Settimana 6: Oltre la crescita: post-growth, decrescita e doughnut economics. Jackson, Hickel, Raworth. Innovazione e decrescita. Change Management: la transizione come cambiamento sistemico – il ruolo dei manager nella transizione verso un'economia sostenibile. Domanda guida: Possiamo avere innovazione senza crescita? Visioni eterodosse: la decrescita come sfida al paradigma dell'innovazione. Esercitazione: dibattito su "Innovazione e decrescita sono compatibili?".
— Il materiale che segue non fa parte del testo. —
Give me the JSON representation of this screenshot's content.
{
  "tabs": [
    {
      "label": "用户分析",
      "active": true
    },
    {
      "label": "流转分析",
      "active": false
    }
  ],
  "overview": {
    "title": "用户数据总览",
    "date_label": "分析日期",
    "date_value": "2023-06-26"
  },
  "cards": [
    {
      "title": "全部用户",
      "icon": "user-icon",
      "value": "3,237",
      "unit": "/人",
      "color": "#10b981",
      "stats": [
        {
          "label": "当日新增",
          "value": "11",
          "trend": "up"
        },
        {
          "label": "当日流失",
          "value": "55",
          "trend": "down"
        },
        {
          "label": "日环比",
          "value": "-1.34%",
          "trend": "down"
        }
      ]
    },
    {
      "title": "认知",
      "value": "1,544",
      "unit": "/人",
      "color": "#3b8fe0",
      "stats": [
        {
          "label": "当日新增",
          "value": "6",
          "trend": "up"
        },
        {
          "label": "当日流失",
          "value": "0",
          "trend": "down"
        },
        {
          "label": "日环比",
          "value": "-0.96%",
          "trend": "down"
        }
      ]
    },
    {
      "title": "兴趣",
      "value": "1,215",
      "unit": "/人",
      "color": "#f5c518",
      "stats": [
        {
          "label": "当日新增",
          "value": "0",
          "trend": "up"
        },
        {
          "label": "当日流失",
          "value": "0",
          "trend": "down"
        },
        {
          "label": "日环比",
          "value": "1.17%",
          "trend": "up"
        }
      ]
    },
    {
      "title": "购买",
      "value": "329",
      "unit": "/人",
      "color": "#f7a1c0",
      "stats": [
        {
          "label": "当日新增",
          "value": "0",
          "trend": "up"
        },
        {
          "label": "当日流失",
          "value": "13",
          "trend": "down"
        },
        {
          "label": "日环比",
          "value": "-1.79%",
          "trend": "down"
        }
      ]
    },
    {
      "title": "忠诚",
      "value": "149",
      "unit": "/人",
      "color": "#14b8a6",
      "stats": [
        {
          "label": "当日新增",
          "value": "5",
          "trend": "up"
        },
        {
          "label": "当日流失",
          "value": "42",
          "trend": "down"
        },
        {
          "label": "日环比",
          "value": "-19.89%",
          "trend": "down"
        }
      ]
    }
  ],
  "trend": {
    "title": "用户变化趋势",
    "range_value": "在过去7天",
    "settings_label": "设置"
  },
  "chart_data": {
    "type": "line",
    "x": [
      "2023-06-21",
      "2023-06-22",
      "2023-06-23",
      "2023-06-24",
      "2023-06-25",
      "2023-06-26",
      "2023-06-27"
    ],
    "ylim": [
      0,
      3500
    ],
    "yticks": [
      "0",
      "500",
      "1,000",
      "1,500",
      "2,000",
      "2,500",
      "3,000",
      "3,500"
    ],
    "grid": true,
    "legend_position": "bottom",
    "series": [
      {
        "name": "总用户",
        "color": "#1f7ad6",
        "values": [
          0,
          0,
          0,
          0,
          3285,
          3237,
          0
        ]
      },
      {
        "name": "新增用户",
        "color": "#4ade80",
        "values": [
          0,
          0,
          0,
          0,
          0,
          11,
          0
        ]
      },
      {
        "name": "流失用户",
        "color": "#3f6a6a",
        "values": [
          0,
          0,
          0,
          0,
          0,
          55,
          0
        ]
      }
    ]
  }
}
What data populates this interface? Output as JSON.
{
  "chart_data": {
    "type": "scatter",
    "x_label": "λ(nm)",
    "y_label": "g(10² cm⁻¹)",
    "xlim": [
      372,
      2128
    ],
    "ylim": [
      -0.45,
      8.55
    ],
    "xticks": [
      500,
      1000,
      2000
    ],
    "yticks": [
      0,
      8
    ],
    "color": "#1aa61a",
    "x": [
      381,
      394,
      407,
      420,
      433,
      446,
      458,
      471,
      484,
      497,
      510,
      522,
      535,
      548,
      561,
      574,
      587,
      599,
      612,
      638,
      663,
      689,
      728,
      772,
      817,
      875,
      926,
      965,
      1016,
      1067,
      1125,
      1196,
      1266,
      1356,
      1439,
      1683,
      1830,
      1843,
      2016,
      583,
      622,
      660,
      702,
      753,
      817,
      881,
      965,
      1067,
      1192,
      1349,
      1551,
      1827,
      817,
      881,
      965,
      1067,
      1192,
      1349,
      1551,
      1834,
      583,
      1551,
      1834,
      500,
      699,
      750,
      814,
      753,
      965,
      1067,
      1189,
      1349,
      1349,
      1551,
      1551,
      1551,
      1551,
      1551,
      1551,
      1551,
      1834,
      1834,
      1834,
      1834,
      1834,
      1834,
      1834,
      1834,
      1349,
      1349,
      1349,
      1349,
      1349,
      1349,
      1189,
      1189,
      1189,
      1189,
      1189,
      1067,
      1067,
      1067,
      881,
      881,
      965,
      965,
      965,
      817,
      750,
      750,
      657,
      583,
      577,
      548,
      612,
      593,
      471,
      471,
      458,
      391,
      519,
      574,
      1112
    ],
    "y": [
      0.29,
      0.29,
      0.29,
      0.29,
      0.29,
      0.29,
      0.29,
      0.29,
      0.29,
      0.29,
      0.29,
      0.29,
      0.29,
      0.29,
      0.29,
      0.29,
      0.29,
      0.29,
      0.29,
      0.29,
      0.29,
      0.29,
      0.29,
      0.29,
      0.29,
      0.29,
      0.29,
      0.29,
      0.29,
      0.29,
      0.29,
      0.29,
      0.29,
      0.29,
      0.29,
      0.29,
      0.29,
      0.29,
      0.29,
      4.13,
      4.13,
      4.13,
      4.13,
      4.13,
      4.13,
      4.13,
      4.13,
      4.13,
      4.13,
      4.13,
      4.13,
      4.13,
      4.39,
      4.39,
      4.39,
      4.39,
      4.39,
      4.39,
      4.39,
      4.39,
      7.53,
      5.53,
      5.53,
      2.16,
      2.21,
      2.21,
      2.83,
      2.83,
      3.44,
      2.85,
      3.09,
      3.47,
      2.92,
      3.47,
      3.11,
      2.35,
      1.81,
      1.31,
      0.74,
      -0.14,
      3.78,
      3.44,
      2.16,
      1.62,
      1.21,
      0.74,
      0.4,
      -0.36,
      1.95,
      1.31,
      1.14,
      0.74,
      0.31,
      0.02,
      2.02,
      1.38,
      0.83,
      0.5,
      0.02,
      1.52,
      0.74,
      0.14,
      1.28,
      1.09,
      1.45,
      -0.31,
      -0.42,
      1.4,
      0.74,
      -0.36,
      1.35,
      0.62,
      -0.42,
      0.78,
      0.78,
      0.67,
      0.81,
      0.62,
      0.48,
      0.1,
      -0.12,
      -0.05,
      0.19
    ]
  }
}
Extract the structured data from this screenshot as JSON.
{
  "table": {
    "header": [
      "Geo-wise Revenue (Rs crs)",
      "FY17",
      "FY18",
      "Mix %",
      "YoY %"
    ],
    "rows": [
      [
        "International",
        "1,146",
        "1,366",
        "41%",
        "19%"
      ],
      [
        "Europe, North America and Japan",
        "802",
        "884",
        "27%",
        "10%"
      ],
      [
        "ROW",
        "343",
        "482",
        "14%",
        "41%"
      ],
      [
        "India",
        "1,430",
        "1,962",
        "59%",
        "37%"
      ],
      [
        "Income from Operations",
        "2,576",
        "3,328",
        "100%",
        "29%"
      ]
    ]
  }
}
Parte V: Applicazioni e Sintesi
Settimana 7: Caso 1 – Automotive in transizione: L'industria automobilistica tra elettrificazione, automazione e sostenibilità. Applicazione integrata delle prospettive del corso. Change Management: come le aziende automotive gestiscono la transizione. Esercitazione: analisi di un caso reale (es. Tesla, Volkswagen, Toyota).
Settimana 8: Caso 2 – AI e il futuro del lavoro: L'impatto dell'AI su settori e professioni. Chi beneficia? Chi viene sostituito? Change Management: come le organizzazioni gestiscono l'adozione dell'AI. Esercitazione: dibattito strutturato su "L'AI è un progresso per la società?".
Settimana 9: Caso 3 – Platform Economy: L'ascesa delle piattaforme digitali. Lavoro, dati e potere. Change Management: come le organizzazioni si trasformano in piattaforme. Esercitazione: analisi di un caso reale (es. Uber, Amazon, Airbnb).
Settimana 10: Caso 4 – Innovazione e sostenibilità: La transizione energetica. L'economia circolare. L'innovazione sociale. Change Management: come le organizzazioni rispondono alle pressioni per la sostenibilità. Esercitazione: analisi di un caso reale (es. Patagonia, Interface, Enel).
Settimana 11: Laboratorio di sintesi: Collegare le quattro prospettive. L'innovazione come fenomeno multidimensionale. Domanda finale: Qual è il ruolo del manager nell'era dell'innovazione? Change Management: come i manager poassono navigare la complessità dell'innovazione. Esercitazione: preparazione del project work.
Settimana 12: Presentazioni dei project work e discussione finale. Sintesi del corso. Valutazione e feedback.
Obiettivi Agenda 2030 per lo sviluppo sostenibile Il corso contribuisce al raggiungimento dei seguenti Obiettivi Agenda 2030:

Goal 4 (Istruzione di qualità): fornendo competenze critiche e interdisciplinari per comprendere le dinamiche dell'innovazione tecnologica.

Goal 8 (Lavoro dignitoso e crescita economica): analizzando le implicazioni dell'automazione e dell'AI sul lavoro e le disuguaglianze.

Goal 9 (Imprese, innovazione e infrastrutture): discutendo il ruolo dell'innovazione tecnologica nella sostenibilità e nella transizione industriale.

Goal 12 (Consumo e produzione responsabili): applicando le prospettive di sostenibilità e decrescita ai modelli di innovazione.